Companion animals are a special category of property and are afforded many protections, under the law (see generally Morgan v Kroupa, 167 Vt 99, 702 A2d 630 [1997] [where the court recognized the unique status of domestic pets in declining to apply the available lost property statutes]; Bueckner v Hamel, 886 SW 2d 368, 377 [Tex 1994, Andell, J., concurring]). This State has a longstanding history of protecting animals. In recent years these laws have been expanded and strengthened. In 1866, New York was the first state to charter the American Society for the Prevention of Cruelty to Animals. In 1867, New York passed a law outlining what constituted animal cruelty and provided for penalties for those violating the law. This law, inter alia, prevented overdriving and overloading animals, dog fighting, cock fighting, impounding animals without providing sufficient food and water, and abandoning animals (L 1867, ch 375). The current cruelty laws in New York follow a similar framework but go further. For example; the current laws now include prohibitions on leaving certain animals outdoors without proper shelter and clipping or cutting the ears of dogs without anesthe*72sia, and provide minimum standards of care that pet dealers must provide animals in their custody (see Agriculture and Markets Law §§ 353-b, 356, 365, 400-407).

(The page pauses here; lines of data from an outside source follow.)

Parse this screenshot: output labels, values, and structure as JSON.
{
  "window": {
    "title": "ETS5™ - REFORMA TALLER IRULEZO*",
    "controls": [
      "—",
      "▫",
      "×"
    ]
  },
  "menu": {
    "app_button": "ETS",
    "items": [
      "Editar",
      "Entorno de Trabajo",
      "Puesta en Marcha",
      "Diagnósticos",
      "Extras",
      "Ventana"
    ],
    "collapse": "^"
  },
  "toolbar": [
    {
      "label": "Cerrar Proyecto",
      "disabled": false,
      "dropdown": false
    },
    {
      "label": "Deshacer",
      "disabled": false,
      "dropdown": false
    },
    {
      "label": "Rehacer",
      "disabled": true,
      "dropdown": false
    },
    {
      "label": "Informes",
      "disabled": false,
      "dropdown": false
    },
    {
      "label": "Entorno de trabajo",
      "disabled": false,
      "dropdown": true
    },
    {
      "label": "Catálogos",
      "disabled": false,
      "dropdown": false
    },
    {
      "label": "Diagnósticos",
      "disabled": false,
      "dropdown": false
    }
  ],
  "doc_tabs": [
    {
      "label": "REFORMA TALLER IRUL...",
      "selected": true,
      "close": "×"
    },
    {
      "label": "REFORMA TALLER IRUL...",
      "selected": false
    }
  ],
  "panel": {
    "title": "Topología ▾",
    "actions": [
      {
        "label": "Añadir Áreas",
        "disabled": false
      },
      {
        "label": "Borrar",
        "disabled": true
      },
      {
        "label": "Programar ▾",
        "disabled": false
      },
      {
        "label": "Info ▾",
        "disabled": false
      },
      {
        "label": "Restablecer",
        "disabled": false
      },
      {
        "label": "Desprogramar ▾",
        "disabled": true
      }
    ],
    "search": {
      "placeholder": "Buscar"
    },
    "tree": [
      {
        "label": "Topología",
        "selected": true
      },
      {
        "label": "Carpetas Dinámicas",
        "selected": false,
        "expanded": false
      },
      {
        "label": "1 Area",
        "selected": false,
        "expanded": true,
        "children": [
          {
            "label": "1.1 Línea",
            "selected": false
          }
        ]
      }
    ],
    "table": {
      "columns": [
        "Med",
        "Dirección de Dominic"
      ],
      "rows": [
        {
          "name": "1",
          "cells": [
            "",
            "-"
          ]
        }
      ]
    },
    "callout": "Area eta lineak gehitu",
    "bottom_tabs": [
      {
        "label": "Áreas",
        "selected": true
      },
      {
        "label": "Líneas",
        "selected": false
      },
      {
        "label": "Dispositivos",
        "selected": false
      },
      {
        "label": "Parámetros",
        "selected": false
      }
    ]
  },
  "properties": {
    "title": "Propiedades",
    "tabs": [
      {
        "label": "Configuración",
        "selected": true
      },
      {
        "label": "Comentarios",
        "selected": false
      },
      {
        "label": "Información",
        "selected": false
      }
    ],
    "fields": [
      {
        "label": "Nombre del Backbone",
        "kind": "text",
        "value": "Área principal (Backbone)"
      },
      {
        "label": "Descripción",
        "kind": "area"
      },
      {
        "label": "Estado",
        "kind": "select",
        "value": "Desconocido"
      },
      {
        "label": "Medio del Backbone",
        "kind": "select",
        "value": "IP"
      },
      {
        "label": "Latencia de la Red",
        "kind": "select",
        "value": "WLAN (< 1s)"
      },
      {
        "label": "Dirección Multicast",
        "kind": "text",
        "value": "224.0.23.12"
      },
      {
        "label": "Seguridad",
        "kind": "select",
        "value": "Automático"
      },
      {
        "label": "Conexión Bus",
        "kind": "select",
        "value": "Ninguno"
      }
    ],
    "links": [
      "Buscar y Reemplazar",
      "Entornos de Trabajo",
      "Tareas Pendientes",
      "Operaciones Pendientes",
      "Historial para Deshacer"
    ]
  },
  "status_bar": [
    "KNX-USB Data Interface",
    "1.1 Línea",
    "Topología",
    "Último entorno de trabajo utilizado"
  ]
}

Additionally, under Not-For-Profit Corporation Law § 1403, the establishment of societies for the prevention of cruelty to children is contained in the same subdivision as the creation of societies for the prevention of cruelty to animals. The Legislature certainly does not equate children with animals. Yet the Legislature’s formatting of this statute in such a manner demonstrates society’s distaste for cruelty to animals (see N-PCL 1403).

The reach of our laws has been extended to animals in areas which were once reserved only for people. For example, the law now recognizes the creation of trusts for the care of designated domestic or pet animals upon the death or incapacitation of their owner (see EPTL 7-8.1). Companion animals may now be included as protected parties when orders of protection are issued in domestic disputes (see Family Ct Act § 842). Furthermore, the courts have recognized the “cherished status” accorded to pets in our society in awarding possession of a cat in a custody dispute based in large part on what was in the best interest of the animal (Raymond v Lachmann, 264 AD2d 340, 341 [1999]).

These laws indicate that companion animals are treated differently from other forms of property. Recognizing companion animals as a special category of property is consistent with the laws of the State and the underlying policy inherent in these laws to protect the welfare of animals. It would be contrary to this principle to cause the needless euthanasia of animals by discouraging animal adoptions, which would likely be the case if a protective order were to be denied in similar circumstances.

As to the identity of the donor of the cat, since the plaintiff alleges the shelter was aware that the cat was wrongfully taken from its owner, a reasonable resolution would be to allow the plaintiff to ascertain if the donor was, as alleged, an employee of the shelter, an employee of a service provider of the shelter, or an individual employed by the law firm of Stage, Nathans & Ziobro in Warwick, New York. If the donor was such an individual as alleged, then his or her identity should be disclosed. If the donor was not associated with the shelter or the law firm, disclosure of the identity of the donor would not be warranted.

Therefore, the order is modified, on the facts and in the exercise of discretion, by deleting the provision thereof granting *73that branch of the motion of the defendants Warwick Animal Shelter and Thomas Loughlan which was for a protective order to prevent disclosure of the identity of the donor of the cat and substituting therefor a provision granting that branch of the motion only if the donor was not an employee of the defendant Warwick Animal Shelter, an employee of a service provider of Warwick Animal Shelter, or an individual employed by the law firm of Stage, Nathans & Ziobro in Warwick, New York, and otherwise denying that branch of the motion; as so modified, the order is affirmed.